Enoch chuckled, “That’s fair. But if you just cut, like, a centimeter off, it shouldn’t be noticeable if it’s uneven.”

“Yeah, maybe. What about you? How was your day?”

“Long. I was tired too. I didn’t sleep well. I was stuck sharing a blow-up mattress with Jae and the thing didn’t last more than a couple of hours before it was flat as a pancake. Plus, I didn’t have my Shiloh to snuggle with, so sleep would’ve been futile anyways.”

I bit back a smile, pleased to hear that I wasn’t alone in missing him in bed with me.

It was strange to have become so comfortable with our routine in such a short amount of time.

I never imagined I’d ever be comfortable sharing a bed with anyone again, but with Enoch it just felt natural.

Aside from unlocking my new fear of accidentally murdering him during a sleepwalking panic attack.

“Where are you going to sleep tonight?”

“Eh. Probably just make up a bed of blankets on the floor.”

I scrunched my nose. “That sounds really uncomfortable.”

Enoch shrugged. “It’s only five more nights. I’ll survive.”

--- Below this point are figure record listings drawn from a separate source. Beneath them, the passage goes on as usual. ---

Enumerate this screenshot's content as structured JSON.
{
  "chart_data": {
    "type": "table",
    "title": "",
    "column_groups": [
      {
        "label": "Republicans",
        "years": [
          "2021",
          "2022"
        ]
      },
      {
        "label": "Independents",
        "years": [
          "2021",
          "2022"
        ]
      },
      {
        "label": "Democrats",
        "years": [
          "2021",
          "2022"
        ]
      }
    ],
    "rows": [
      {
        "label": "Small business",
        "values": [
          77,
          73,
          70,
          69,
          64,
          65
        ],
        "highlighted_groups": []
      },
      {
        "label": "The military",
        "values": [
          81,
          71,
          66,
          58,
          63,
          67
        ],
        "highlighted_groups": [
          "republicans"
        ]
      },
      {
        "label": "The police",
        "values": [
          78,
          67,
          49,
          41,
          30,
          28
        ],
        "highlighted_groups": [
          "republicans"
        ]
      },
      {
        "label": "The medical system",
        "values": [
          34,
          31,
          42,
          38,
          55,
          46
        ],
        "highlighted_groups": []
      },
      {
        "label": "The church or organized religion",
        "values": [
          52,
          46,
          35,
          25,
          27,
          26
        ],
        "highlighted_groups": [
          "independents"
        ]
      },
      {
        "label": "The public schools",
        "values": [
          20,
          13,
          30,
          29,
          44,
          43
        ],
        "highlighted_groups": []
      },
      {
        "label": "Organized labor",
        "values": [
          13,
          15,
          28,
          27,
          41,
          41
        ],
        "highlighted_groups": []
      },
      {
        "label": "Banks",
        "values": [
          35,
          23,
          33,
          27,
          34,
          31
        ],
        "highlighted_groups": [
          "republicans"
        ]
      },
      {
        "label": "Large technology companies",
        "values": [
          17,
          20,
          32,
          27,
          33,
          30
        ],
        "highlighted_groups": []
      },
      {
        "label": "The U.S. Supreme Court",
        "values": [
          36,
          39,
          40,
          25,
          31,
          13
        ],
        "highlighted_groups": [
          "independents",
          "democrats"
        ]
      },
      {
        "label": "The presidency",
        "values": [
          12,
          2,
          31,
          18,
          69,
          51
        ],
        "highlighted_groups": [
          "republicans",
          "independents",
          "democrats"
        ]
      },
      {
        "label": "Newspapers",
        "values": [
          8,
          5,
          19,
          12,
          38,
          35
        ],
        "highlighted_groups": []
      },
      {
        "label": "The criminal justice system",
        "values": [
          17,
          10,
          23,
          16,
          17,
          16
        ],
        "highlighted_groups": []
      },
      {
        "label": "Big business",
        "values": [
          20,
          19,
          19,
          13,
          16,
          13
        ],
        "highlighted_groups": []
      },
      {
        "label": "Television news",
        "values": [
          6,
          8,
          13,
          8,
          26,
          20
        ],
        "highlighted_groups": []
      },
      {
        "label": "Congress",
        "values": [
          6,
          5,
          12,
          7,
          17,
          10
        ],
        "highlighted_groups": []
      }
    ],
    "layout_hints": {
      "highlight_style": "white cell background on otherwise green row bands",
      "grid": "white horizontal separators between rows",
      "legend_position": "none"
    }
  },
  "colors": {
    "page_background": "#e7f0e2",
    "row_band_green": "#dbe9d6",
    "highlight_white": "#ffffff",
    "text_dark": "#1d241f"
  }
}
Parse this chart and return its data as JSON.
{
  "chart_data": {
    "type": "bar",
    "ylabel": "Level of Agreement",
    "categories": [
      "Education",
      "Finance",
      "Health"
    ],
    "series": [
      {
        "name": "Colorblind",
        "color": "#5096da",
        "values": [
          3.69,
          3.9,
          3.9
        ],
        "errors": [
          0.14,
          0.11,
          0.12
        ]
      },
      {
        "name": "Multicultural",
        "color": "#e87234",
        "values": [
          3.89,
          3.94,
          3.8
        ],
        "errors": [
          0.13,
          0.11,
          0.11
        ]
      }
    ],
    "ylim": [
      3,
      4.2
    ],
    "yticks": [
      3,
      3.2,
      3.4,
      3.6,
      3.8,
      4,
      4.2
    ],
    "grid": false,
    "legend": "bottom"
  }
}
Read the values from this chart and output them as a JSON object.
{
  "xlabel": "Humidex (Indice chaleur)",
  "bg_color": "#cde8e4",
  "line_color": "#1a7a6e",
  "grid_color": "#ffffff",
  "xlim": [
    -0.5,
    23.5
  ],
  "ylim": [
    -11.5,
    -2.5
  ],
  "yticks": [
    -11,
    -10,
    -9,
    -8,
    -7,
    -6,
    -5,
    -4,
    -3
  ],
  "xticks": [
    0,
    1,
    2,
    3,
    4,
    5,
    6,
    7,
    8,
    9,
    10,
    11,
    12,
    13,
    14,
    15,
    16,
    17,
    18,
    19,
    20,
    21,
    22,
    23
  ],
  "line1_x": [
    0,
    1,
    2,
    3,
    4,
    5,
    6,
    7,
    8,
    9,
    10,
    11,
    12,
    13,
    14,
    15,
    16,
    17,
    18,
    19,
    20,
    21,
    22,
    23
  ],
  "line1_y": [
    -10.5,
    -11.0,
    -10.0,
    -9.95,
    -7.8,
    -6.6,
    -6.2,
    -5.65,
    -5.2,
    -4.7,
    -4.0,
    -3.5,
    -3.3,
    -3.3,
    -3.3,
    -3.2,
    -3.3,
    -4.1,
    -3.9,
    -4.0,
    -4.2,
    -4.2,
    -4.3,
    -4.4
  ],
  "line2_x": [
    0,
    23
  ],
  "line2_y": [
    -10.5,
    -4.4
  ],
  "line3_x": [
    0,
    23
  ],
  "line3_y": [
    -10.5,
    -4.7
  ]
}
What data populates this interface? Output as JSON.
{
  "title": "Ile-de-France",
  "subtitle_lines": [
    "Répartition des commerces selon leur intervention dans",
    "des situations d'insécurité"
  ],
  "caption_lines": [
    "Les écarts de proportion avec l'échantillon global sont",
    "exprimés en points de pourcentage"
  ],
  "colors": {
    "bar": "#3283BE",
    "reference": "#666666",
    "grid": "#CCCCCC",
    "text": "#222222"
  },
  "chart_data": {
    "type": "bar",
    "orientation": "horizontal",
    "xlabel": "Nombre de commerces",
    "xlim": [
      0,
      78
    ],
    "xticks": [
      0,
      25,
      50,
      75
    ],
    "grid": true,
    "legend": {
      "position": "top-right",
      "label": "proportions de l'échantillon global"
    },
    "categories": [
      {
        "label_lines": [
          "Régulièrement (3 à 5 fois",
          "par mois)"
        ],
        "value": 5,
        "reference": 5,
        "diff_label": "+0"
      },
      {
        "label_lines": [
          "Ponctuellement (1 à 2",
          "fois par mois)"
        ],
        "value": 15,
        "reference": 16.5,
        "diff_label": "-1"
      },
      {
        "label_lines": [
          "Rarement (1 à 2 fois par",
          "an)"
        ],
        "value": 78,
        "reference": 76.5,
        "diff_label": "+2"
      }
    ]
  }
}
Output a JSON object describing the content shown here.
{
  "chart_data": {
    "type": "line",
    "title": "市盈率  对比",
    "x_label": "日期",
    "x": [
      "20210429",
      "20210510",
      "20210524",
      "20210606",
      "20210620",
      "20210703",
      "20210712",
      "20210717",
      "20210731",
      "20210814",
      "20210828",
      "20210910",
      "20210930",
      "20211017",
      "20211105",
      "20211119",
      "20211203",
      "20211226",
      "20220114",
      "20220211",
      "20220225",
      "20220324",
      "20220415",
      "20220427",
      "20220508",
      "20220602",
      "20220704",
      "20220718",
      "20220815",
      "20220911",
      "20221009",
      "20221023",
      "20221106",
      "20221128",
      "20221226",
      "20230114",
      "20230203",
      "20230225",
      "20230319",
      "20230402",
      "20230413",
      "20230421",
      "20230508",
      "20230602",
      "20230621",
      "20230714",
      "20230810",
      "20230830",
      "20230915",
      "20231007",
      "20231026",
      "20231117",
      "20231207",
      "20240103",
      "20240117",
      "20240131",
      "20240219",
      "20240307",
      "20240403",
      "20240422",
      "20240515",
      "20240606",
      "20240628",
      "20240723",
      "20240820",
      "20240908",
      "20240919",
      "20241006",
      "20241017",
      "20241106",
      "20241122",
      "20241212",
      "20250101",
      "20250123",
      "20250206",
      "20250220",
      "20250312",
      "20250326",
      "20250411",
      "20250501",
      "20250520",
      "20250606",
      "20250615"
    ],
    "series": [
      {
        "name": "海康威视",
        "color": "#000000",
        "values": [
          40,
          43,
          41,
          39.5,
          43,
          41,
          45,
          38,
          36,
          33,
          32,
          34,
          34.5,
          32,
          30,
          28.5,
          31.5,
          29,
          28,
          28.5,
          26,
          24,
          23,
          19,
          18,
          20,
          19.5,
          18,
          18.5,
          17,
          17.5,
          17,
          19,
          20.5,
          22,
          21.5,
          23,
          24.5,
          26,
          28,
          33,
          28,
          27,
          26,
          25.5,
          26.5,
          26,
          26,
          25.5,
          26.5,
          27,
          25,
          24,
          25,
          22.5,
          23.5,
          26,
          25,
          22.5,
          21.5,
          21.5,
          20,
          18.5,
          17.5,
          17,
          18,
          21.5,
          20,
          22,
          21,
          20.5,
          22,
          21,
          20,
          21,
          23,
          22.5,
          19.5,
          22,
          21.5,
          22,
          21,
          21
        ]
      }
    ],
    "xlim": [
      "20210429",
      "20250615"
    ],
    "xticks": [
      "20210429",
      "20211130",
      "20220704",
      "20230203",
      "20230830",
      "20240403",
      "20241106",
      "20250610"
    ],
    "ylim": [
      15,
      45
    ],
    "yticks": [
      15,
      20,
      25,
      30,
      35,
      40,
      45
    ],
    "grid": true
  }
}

Enoch’s phone began vibrating against my leg on the mattress and we both eyed the screen. It was Rick.

“Shit,” he muttered.

“What’s wrong?”

“N-nothing. I just forgot to call him back yesterday and he’s probably worried.”

“Well, answer the call. I’ll give you privacy,” I said, crawling off of his lap.

Enoch gave me a reluctant pout before relenting and swiping to answer the call.

“Hey, Rick.”

Enoch’s voice muffled as I closed the door to the bedroom. I released a sigh, dropping my body down onto the couch. I flopped onto my back, staring up at the ceiling.

It did something to me, to be seen. To have someone crack open my chest and see all the darkness and have them still look at me the same.

One day at a time, Shiloh. One. Day. At. A. Time.